1 pound skinless center-cut salmon fillets, cut into 1-inch pieces, divided
2 Tbsp Dijon mustard, divided
2 tsp grated lemon rind
1 bunch fresh tarragon leaves, washed and dried
1 medium shallot, quartered
1/2 tsp sea salt
1/4 tsp freshly ground black pepper
1 Tbsp raw organic honey (optional)
4 cups arugula leaves
1 small or 1/2 large red onion, thinly sliced
1 tsp fresh lemon juice
1 tsp extra virgin olive oil + more for drizzling on burgers


  1. Place 1/4 pound salmon, 1 Tbsp mustard, and rind in food processor; process until smooth. Spoon puree into a large bowl.
  2. Place tarragon leaves in processor and pulse until finely chopped. Remove from processor and add to the large bowl. Repeat the process with the shallots.
  3. Place remaining 3/4 pound salmon in food processor and pulse about 6 times or until it is coarsely chopped.
  4. Fold chopped salmon, tarragon, shallots, salt, and pepper into puree.

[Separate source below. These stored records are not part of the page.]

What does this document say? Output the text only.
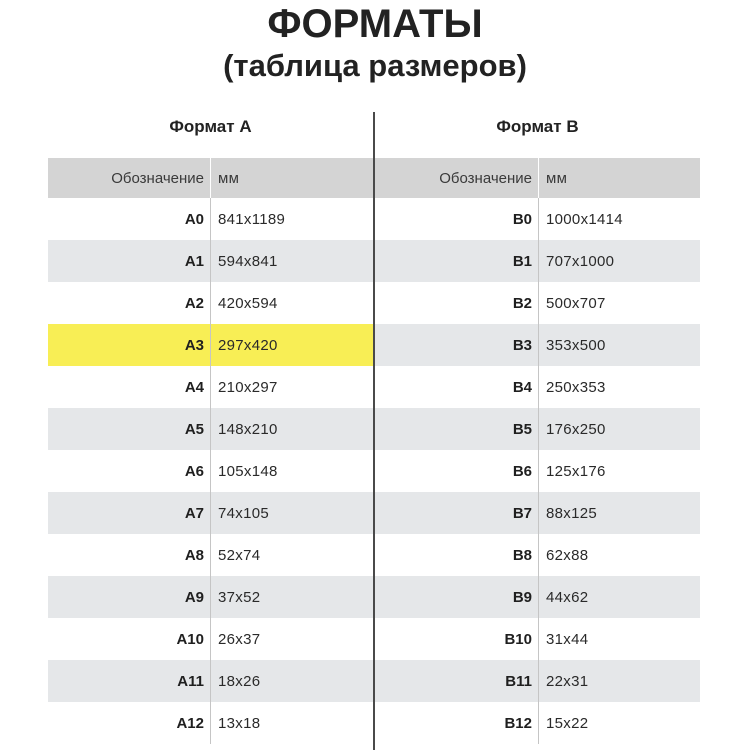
ФОРМАТЫ
(таблица размеров)
Формат А	Формат В
Обозначение мм
A0 841x1189
A1 594x841
A2 420x594
A3 297x420
A4 210x297
A5 148x210
A6 105x148
A7 74x105
A8 52x74
A9 37x52
A10 26x37
A11 18x26
A12 13x18
Обозначение мм
B0 1000x1414
B1 707x1000
B2 500x707
B3 353x500
B4 250x353
B5 176x250
B6 125x176
B7 88x125
B8 62x88
B9 44x62
B10 31x44
B11 22x31
B12 15x22
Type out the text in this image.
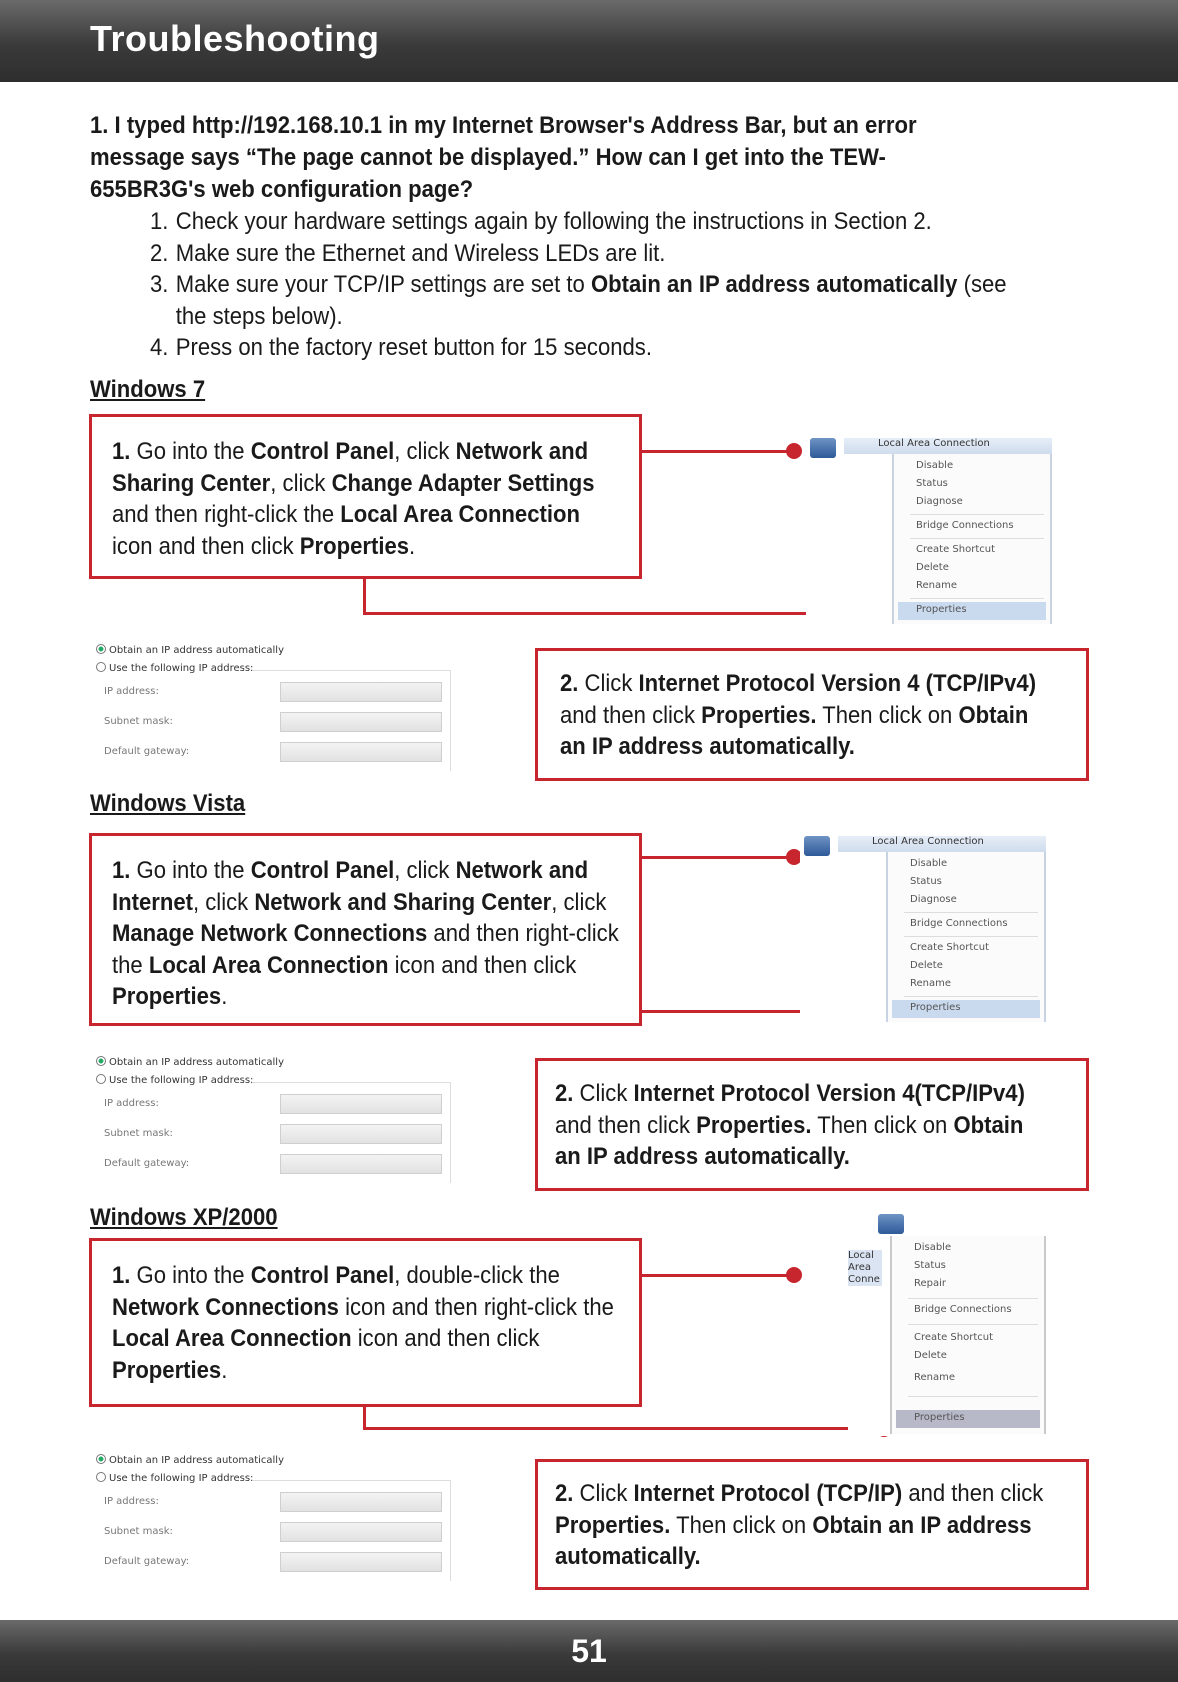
Troubleshooting
1. I typed http://192.168.10.1 in my Internet Browser's Address Bar, but an error message says “The page cannot be displayed.” How can I get into the TEW-655BR3G's web configuration page?
1. Check your hardware settings again by following the instructions in Section 2.
2. Make sure the Ethernet and Wireless LEDs are lit.
3. Make sure your TCP/IP settings are set to Obtain an IP address automatically (see the steps below).
4. Press on the factory reset button for 15 seconds.
Windows 7
1. Go into the Control Panel, click Network and Sharing Center, click Change Adapter Settings and then right-click the Local Area Connection icon and then click Properties.
Local Area Connection
Disable
Status
Diagnose
Bridge Connections
Create Shortcut
Delete
Rename
Properties
Obtain an IP address automatically
Use the following IP address:
IP address:
Subnet mask:
Default gateway:
2. Click Internet Protocol Version 4 (TCP/IPv4) and then click Properties. Then click on Obtain an IP address automatically.
Windows Vista
1. Go into the Control Panel, click Network and Internet, click Network and Sharing Center, click Manage Network Connections and then right-click the Local Area Connection icon and then click Properties.
Local Area Connection
Disable
Status
Diagnose
Bridge Connections
Create Shortcut
Delete
Rename
Properties
Obtain an IP address automatically
Use the following IP address:
IP address:
Subnet mask:
Default gateway:
2. Click Internet Protocol Version 4(TCP/IPv4) and then click Properties. Then click on Obtain an IP address automatically.
Windows XP/2000
1. Go into the Control Panel, double-click the Network Connections icon and then right-click the Local Area Connection icon and then click Properties.
Local Area Conne
Disable
Status
Repair
Bridge Connections
Create Shortcut
Delete
Rename
Properties
Obtain an IP address automatically
Use the following IP address:
IP address:
Subnet mask:
Default gateway:
2. Click Internet Protocol (TCP/IP) and then click Properties. Then click on Obtain an IP address automatically.
51
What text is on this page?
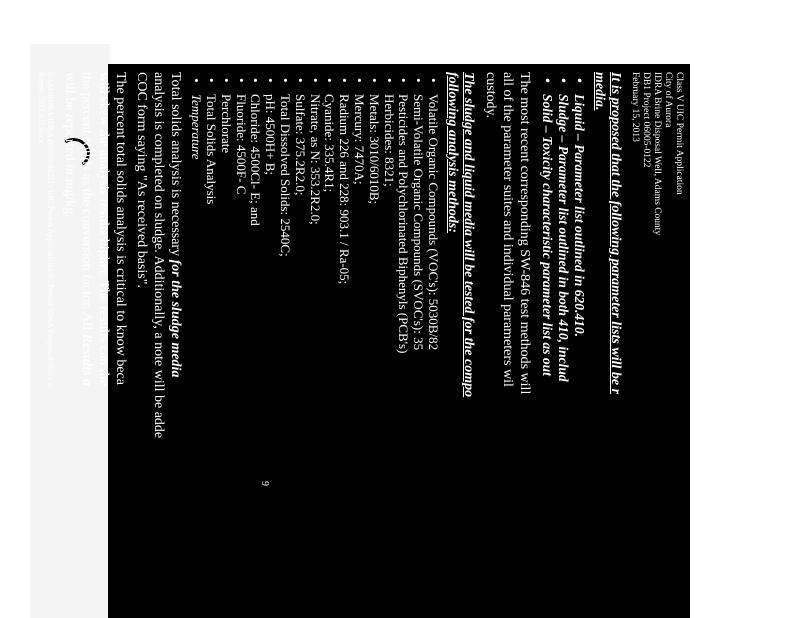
Class V UIC Permit Application
City of Aurora
IDRA Brine Disposal Well, Adams County
DB1 Project 06005-0122
February 15, 2013
It is proposed that the following parameter lists will be r
media.
• Liquid – Parameter list outlined in 620.410.
• Sludge – Parameter list outlined in both 410, includ
• Solid – Toxicity characteristic parameter list as out
The most recent corresponding SW-846 test methods will
all of the parameter suites and individual parameters wil
custody.
The sludge and liquid media will be tested for the compo
following analysis methods:
• Volatile Organic Compounds (VOC's): 5030B/82
• Semi-Volatile Organic Compounds (SVOC's): 35
• Pesticides and Polychlorinated Biphenyls (PCB's)
• Herbicides: 8321;
• Metals: 3010/6010B;
• Mercury: 7470A;
• Radium 226 and 228: 903.1 / Ra-05;
• Cyanide: 335.4R1;
• Nitrate, as N: 353.2R2.0;
• Sulfate: 375.2R2.0;
• Total Dissolved Solids: 2540C;
• pH: 4500H+ B;
• Chloride: 4500Cl- E; and
• Fluoride: 4500F- C
• Perchlorate
• Total Solids Analysis
• Temperature
Total solids analysis is necessary for the sludge media
analysis is completed on sludge. Additionally, a note will be adde
COC form saying "As received basis".
The percent total solids analysis is critical to know beca
will skew the analysis results higher. The results can the
the percent solids as the conversion factor. All Results a
will be reported in mg/kg.
G:\AURORA\IDRA (06005-0122) - UIC Permit Application\UIC Permit\IDRA Responsibilities at
Report 2013.021.docx
9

  5. Divide mixture into 4 equal parts and shape each portion into a 1/2-inch thick patty. Cover and chill until ready to grill.
  6. Combine remaining 1 Tbsp mustard and honey in a small bowl and set aside.
  7. Combine arugula, onion, lemon juice, and oil in a medium bowl and set aside.
  8. Before grilling, drizzle each side of burgers with olive oil, using your fingers to coat. Place patties on a grill rack. Grill for about 3 minutes on each side, or until cooked through.
  9. To serve, divide arugula salad evenly on 4 plates. Place a burger on top of each salad and drizzle the with honey mustard.